In my opinion getting a GPU to work at all using anything but the vendor supplied compiler is pretty amazing. Julia does this with efficient MPI communication while further supports an interactive read-evaluate-print loop. Upon looking at the code in the paper I’m wondering about the 6-condition if statement in kernel_amdgpu that checks whether a point is on the domain boundary. My understanding is such conditionals make little difference for CPU calculations because of speculative execution but can significantly slow down GPU processing.

While it’s admittedly unlikely my 5 minute code review found anything significant, I can’t help wonder whether removing those conditional might recover some of the performance between the HIP version using the vendor-optimized solver and Julia.

By: Slim Albert

Slim Albert — Wed, 27 Sep 2023 00:56:19 +0000

Great article! It adds to TNP’s 01/05/22 piece “Julia Across HPC”, where Julia was tested on CPUs and GPUs, and for which the journal article is now open-access at bris.ac.uk. Today’s brand new paper, about Julia on Frontier, will be presented at SC23 in Denver (bottom-left of 1st page), which TNP Experts will once again absolutely need to definitely attend, to bring us all the latest and greatest on HPC recipes, cookware, and master-chef competitions!

Julia is a great concept for HPC gastronomy in my opinion. It has a decently-sized user-group, good performance, and hardware-agnosticism.

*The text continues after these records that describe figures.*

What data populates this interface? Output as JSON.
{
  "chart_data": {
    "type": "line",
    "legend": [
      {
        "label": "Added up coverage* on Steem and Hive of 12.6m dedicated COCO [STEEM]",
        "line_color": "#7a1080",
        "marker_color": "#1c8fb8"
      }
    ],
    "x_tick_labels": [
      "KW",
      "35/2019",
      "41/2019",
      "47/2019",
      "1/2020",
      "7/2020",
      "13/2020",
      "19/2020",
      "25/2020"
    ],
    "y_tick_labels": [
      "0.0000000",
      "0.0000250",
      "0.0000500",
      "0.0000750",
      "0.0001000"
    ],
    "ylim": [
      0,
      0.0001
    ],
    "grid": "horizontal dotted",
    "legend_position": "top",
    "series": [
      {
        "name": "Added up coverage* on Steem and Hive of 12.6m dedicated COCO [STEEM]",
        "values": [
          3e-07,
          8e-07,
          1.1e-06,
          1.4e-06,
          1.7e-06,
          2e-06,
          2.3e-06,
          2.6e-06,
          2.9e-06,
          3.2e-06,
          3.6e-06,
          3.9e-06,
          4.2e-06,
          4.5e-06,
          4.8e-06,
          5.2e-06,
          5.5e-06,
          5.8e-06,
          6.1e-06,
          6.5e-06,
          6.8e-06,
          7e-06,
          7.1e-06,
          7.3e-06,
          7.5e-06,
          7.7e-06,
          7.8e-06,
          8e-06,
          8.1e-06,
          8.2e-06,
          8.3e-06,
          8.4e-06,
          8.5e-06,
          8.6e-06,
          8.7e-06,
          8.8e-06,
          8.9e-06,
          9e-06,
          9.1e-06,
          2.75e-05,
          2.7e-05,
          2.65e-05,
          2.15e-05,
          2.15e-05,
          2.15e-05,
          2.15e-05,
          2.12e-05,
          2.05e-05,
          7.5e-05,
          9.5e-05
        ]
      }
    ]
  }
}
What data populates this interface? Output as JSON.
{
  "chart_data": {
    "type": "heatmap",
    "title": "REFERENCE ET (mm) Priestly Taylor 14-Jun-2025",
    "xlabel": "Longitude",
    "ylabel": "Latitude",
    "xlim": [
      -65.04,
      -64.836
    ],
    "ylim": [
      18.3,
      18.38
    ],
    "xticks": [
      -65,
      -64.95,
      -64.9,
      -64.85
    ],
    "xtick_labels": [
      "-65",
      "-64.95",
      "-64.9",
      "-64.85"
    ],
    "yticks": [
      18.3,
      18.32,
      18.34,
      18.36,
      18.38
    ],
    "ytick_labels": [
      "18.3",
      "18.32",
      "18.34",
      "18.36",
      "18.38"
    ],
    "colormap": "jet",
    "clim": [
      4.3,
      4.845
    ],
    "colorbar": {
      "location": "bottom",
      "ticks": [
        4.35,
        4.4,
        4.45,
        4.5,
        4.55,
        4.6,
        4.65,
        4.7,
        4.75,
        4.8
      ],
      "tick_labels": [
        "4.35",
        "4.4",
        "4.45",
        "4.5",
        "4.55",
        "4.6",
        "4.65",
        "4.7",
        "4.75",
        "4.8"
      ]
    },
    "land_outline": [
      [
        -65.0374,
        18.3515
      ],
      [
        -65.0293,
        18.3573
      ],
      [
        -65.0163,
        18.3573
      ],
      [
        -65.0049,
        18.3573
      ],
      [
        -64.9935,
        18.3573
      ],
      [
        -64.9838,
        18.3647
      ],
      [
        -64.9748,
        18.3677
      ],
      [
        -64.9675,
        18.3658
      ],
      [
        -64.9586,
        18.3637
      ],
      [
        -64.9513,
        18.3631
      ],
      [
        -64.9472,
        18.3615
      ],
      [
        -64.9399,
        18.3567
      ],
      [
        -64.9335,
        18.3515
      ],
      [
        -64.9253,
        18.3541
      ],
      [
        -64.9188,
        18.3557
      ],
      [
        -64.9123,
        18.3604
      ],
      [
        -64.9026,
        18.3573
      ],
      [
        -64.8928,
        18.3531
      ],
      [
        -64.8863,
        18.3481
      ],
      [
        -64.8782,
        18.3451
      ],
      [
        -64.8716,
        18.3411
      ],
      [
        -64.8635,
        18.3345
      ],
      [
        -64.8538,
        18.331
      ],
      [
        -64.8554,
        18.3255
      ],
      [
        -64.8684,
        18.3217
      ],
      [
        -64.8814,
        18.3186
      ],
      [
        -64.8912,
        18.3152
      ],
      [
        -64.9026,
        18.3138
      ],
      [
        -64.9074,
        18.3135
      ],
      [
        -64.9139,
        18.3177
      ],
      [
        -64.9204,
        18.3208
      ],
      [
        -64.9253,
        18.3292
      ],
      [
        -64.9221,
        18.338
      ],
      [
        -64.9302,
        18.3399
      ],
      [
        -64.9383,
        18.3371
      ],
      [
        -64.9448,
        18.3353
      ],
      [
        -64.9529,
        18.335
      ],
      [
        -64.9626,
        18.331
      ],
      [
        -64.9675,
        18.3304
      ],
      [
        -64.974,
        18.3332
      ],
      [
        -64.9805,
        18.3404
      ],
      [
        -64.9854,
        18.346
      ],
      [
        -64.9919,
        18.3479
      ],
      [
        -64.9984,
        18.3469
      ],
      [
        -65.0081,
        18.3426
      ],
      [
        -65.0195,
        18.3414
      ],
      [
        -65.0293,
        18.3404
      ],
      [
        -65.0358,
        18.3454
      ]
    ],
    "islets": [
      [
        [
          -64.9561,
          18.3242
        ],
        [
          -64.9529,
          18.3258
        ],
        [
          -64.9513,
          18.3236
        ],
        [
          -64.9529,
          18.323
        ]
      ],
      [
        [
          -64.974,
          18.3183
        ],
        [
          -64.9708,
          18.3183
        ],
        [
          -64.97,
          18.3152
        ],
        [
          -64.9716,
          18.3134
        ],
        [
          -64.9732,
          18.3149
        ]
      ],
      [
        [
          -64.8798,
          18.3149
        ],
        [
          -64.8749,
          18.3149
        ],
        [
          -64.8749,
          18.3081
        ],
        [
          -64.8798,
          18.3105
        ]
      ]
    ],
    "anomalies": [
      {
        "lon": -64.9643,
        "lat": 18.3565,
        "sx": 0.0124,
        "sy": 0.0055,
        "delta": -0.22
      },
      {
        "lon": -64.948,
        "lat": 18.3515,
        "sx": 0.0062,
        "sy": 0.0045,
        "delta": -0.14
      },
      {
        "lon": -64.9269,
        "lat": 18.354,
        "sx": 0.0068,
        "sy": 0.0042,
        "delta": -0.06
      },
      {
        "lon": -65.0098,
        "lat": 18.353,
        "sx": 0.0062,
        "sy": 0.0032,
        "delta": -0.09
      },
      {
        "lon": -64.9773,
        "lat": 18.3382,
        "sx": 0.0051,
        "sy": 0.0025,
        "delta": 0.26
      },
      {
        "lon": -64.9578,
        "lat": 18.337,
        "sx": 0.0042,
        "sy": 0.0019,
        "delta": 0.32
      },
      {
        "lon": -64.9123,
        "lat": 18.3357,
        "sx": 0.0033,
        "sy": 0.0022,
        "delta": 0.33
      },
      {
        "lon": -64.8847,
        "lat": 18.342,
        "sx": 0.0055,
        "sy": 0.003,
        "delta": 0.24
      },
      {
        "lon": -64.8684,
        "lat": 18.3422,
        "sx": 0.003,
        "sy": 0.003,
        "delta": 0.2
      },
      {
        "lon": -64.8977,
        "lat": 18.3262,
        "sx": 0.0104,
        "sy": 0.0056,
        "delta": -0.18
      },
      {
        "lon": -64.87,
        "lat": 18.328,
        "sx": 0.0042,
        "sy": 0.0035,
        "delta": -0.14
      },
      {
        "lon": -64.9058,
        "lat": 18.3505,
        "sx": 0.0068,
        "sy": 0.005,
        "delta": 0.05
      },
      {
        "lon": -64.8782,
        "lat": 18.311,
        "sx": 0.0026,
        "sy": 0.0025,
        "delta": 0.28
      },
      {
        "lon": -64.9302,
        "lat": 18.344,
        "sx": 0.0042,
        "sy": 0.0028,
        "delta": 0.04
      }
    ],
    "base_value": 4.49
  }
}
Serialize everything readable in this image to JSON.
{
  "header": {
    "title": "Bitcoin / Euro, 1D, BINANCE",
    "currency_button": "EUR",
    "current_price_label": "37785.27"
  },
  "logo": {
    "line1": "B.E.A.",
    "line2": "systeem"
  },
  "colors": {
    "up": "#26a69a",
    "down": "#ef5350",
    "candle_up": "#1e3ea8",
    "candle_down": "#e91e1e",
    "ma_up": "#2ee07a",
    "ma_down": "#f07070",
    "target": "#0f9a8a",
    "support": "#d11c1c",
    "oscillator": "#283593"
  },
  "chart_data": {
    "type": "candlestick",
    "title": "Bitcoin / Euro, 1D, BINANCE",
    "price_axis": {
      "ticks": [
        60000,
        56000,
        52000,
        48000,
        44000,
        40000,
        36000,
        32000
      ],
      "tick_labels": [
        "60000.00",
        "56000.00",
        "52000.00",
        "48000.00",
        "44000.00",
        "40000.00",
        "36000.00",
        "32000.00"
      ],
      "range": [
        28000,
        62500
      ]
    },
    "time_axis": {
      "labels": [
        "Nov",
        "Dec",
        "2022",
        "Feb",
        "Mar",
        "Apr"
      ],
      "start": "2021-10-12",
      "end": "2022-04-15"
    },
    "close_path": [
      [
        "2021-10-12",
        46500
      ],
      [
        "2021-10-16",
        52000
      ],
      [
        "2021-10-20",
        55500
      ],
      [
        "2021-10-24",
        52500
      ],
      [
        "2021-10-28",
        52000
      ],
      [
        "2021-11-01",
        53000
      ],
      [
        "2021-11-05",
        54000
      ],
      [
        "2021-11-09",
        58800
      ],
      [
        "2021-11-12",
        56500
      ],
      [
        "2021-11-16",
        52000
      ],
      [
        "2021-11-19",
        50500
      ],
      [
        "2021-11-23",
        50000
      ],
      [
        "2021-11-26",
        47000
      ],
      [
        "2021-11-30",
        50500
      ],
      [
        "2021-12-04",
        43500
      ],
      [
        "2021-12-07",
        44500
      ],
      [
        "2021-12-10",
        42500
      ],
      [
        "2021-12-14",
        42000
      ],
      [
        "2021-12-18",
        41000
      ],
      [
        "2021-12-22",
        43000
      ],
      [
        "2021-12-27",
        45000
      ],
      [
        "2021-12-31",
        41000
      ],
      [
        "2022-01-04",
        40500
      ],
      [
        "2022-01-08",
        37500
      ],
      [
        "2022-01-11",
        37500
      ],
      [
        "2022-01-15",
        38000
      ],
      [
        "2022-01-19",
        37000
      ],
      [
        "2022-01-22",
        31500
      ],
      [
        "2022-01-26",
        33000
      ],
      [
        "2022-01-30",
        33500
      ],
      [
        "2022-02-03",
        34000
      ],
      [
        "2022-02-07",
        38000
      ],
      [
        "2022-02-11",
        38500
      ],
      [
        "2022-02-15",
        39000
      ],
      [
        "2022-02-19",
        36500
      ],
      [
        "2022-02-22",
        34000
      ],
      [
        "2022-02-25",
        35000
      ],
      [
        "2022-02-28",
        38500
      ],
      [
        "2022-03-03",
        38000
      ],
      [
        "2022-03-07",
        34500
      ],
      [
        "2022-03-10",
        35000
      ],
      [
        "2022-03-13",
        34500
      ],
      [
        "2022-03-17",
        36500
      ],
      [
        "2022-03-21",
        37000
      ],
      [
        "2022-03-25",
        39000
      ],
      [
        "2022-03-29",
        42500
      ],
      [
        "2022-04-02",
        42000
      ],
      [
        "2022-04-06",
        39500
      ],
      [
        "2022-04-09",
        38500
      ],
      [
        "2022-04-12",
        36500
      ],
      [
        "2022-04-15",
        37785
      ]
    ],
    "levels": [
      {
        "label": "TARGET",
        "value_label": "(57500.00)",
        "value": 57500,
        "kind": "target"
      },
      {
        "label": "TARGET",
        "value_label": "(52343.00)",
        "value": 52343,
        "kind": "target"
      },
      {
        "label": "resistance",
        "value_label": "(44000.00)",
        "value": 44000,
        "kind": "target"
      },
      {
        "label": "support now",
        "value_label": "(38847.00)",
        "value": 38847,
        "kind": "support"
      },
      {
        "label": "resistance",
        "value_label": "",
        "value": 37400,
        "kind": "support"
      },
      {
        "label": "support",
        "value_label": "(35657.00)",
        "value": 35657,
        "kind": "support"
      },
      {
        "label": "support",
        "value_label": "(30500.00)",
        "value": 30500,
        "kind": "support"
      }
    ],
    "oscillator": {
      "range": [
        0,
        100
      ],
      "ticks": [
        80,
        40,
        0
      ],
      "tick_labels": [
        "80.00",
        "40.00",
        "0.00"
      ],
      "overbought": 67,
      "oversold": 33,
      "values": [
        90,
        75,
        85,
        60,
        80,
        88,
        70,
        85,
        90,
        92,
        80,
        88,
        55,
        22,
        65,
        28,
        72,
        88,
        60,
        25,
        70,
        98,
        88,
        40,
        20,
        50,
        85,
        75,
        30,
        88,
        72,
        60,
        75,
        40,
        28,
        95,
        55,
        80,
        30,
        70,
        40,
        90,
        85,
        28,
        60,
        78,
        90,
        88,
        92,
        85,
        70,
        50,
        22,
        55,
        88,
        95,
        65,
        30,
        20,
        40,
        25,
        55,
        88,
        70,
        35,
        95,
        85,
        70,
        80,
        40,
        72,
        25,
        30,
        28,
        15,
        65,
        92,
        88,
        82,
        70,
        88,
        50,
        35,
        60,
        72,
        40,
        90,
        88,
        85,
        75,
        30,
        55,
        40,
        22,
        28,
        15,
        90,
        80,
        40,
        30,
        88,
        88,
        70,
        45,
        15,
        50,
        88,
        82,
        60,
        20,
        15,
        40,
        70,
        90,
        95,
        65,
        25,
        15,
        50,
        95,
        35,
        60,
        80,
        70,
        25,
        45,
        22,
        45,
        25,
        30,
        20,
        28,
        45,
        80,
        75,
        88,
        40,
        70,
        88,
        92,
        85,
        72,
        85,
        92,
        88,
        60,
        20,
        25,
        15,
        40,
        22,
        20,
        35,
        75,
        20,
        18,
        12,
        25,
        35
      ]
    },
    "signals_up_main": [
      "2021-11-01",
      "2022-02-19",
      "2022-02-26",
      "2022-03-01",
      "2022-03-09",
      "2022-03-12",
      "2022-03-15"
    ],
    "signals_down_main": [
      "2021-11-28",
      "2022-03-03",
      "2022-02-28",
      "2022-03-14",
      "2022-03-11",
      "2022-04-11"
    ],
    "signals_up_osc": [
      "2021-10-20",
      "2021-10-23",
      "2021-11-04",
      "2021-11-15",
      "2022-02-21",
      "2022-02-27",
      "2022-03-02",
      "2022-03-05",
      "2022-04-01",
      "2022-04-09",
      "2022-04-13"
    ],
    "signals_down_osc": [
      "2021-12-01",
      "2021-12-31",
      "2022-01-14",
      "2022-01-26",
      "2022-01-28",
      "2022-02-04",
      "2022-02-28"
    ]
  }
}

The competition is heating-up in this space of effective high-level HPC/AI languages, especially with Mojo’s snaky python-orientation, and it should be interesting to see if the type-inference convergence algorithm 2.0 (or newer) in Julia’s JIT can match or beat explicit static typing in Mojo (where it led to 400x speedup relative to a very naive Python matmul).

It is notable that in this Julia-Frontier paper, ORNL uses solutions of the Gray-Scott coupled Nonlinear reactive-diffusive pair of PDEs to benchmark the system. These PDEs produce Turing patterns as seen on the faceplate of Atos BullSequana XH3000 (2-D version; TNP 02/16/22). But they use explicit time-stepping (“simple forward […] difference”, Section 3.1) where Crank-Nicolson semi-implicit time-stepping with Picard fixed-point iteration may be preferable for accuracy, along with ADI which does wonders for the spatial discretization (many very fast Thomas’ algorithms, in parallel).

AMD could probably do much worse than help improve AMDGPU.jl so that it better matches HIP (2x speedup if I read correctly). The ease with which the 2-PDE Gray-Scott solution could be implemented in Julia (vs a single PDE in HIP) should be justification enough!